Patient Advocate Perspective

The approaches of personalized medicine in neoadjuvant setting could raise several ethical concerns (24–26). The measures of adequately implementing informed consent for biomarker studies should be discussed as well as issues of confidentiality, data protection, and the individuals’ right to know/not to know. Furthermore, when looking at the clinical usage of molecular test–based measures, concerns are expressed that predictive test results may influence individual well-being negatively, increase individual responsibility for one’s health, or lead to (genetic) discrimination of persons with predispositions for certain diseases. Moreover, it could be possible that establishing small patient subgroups may lead to insufficient drug testing before their application and, thus, may result in higher risks for patients when used in a larger setting or indication. Successively, it is argued that molecular test–based measures may lead to significant costs increases and thus result in an additional financial burden for health-care systems.
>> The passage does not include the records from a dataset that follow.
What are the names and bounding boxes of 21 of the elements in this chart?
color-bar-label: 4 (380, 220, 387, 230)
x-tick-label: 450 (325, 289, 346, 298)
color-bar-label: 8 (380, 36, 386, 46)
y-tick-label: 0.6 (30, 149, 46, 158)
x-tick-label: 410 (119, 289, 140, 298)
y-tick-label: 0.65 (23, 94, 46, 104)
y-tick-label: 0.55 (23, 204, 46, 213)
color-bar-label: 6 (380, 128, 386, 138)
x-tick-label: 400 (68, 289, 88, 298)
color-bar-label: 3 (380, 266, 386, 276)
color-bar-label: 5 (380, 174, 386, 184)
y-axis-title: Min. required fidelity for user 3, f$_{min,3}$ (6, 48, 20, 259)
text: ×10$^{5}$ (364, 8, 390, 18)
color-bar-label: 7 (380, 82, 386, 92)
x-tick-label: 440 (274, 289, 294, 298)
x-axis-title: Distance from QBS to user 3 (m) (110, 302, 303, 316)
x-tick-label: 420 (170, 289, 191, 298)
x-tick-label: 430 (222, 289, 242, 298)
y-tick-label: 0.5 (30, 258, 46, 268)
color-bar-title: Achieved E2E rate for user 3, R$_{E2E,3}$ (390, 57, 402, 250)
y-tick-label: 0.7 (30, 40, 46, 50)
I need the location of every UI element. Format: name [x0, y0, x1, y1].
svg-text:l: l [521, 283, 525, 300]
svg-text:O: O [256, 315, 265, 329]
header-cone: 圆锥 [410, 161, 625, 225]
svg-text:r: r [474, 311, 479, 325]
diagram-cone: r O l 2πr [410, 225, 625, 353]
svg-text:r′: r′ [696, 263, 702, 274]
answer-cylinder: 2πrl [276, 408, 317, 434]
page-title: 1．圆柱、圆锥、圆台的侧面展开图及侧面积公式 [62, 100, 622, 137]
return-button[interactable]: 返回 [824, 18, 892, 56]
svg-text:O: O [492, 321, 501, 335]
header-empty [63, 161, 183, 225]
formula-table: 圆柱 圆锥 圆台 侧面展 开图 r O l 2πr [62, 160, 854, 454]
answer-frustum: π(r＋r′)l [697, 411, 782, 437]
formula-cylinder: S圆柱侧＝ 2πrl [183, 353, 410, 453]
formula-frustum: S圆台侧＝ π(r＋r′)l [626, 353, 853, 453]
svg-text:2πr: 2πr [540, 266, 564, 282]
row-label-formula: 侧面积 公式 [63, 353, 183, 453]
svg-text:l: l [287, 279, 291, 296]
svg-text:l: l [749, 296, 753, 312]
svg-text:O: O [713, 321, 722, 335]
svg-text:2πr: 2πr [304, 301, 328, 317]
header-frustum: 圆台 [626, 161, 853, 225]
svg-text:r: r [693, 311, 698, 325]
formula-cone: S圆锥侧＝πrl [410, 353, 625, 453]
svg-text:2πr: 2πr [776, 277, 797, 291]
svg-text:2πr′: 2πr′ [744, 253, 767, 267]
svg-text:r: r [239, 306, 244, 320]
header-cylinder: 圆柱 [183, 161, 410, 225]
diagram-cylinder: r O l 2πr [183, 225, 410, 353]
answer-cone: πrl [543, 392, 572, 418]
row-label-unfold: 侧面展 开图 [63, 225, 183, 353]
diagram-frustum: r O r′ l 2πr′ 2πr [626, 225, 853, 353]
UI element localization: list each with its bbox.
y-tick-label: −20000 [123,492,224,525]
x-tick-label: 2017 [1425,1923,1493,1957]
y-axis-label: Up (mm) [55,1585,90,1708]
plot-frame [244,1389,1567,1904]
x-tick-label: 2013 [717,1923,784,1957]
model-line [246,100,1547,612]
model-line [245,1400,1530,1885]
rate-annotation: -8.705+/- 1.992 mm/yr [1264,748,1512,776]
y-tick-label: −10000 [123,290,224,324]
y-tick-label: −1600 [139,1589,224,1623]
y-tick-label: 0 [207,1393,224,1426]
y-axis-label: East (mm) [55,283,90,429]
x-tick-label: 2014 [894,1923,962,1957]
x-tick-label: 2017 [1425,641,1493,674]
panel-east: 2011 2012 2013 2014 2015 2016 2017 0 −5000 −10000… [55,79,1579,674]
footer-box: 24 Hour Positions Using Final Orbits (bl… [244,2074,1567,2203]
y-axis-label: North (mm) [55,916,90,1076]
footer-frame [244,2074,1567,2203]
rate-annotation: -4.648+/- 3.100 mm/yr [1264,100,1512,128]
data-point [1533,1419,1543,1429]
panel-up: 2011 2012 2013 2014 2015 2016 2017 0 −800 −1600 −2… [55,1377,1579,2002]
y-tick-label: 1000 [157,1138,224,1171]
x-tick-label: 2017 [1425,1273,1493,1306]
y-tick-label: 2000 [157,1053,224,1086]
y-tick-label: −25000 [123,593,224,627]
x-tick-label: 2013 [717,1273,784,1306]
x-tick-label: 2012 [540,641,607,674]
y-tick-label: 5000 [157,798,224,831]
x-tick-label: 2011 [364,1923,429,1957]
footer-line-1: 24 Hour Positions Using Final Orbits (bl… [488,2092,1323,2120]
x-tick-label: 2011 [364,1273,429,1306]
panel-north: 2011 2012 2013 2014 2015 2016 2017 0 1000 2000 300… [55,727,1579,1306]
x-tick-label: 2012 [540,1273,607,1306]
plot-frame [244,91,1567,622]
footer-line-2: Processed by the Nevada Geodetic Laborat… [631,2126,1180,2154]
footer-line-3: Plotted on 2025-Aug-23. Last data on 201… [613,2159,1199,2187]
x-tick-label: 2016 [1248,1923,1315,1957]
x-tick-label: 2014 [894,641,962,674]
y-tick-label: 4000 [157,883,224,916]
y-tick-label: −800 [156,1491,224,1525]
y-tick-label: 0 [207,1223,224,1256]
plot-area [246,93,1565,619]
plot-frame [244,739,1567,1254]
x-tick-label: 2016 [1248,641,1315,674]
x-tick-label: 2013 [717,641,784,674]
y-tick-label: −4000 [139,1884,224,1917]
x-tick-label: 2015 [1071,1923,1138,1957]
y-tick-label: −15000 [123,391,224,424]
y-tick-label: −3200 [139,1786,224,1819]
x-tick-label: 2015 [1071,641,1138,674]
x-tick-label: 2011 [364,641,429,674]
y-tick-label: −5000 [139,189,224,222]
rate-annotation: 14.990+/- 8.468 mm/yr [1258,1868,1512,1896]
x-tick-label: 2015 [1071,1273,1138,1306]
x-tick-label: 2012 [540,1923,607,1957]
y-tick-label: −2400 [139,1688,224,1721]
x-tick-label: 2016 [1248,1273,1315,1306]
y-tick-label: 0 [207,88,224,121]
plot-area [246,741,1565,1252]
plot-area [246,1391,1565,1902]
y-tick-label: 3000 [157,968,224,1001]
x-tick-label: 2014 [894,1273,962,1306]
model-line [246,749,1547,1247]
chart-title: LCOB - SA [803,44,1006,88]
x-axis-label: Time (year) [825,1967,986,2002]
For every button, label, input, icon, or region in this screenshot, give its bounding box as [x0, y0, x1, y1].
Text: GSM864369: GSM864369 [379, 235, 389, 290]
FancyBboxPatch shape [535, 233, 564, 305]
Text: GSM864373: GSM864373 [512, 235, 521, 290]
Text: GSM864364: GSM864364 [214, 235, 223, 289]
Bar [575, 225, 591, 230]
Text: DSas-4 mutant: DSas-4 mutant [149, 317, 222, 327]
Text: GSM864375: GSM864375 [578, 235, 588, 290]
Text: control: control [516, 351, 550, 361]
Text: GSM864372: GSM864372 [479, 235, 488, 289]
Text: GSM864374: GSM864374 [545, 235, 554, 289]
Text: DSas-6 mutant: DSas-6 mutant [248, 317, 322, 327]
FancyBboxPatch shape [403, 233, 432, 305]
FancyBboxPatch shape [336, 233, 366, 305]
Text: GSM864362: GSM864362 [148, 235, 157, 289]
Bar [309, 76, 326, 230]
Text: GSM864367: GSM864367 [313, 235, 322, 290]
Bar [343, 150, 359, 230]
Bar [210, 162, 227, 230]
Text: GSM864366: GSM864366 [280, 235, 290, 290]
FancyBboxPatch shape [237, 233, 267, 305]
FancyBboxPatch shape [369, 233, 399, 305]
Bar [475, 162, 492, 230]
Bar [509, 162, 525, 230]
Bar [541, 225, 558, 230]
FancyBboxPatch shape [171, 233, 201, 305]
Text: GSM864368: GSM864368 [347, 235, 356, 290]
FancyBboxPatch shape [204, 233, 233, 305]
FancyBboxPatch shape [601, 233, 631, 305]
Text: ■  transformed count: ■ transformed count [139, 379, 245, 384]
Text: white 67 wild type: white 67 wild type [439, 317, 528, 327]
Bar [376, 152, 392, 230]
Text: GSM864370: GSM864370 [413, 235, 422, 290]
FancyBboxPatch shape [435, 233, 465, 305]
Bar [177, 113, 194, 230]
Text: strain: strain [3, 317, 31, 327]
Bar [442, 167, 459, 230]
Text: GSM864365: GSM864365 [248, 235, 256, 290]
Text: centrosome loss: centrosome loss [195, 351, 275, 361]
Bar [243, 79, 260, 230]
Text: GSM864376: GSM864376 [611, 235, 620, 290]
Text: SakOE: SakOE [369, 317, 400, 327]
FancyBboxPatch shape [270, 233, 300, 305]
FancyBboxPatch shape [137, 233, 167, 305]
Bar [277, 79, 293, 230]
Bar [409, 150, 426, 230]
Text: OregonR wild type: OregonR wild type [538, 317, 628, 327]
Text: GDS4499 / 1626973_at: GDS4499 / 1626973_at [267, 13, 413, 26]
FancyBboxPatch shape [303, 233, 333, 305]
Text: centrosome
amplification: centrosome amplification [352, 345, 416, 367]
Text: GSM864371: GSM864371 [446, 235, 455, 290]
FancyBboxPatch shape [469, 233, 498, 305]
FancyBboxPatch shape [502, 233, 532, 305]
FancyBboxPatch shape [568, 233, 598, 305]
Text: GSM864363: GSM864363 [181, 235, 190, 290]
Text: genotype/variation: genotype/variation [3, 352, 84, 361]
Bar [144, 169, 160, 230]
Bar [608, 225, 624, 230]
This could further exacerbate problems of equal access to health-care services. Finally, even the neoadjuvant setting is a good model to test the interaction in vivo between the tumor, its microenvironment, and the administered drug, helping oncologists to a better understanding of tumor behaviors; we do not need to forget that the patient is curable and must not be used to test new therapeutic strategies without a strong rationale. Thus, fully, clearly informed consent of patients about their prognosis, known risks and benefits of standard therapy, and risks and benefits of participating in a trial of investigational therapy is absolutely mandatory. We also need to take into account that in these new trials based on new drugs focused on molecular markers, all the procedures should be well-described in the informed consent form and they should follow proper standard operating procedures, recognized worldwide. Further, new clinical trial designs to identify and validate biomarkers and targeted therapeutics require education of regulatory committees in institutions to ensure that effective approaches reach patients efficiently without compromising their safety. The ethical concerns for biomarker and/or new drug-related studies should take confidential protection of data into consideration (27).

Conclusion

A systems-biology approach to apply new high-throughput technologies will be required to efficiently fulfill the promise of personalized molecular medicine, along with new clinical trial designs which are needed to rapidly evaluate the hundreds of targeted therapies and potential biomarkers that are under preclinical evaluation. In this scenario, the neoadjuvant setting is the proper approach able to provide a unique opportunity to speed drug development by enabling in vivo examination of tumor response and proximate outcomes, including pathological response and relapse in high-risk patients. However, to accelerate drug development in this setting, new approaches and ethical procedures are needed to assure the safety and well-being of potentially curable patients. Given the recent US Food and Drug Administration guidance outlining a path to regulatory approval for agents screened and active in the neoadjuvant setting, these issues will require close attention as more patients enter such kinds trials with the use of new drugs and biomarker discovery.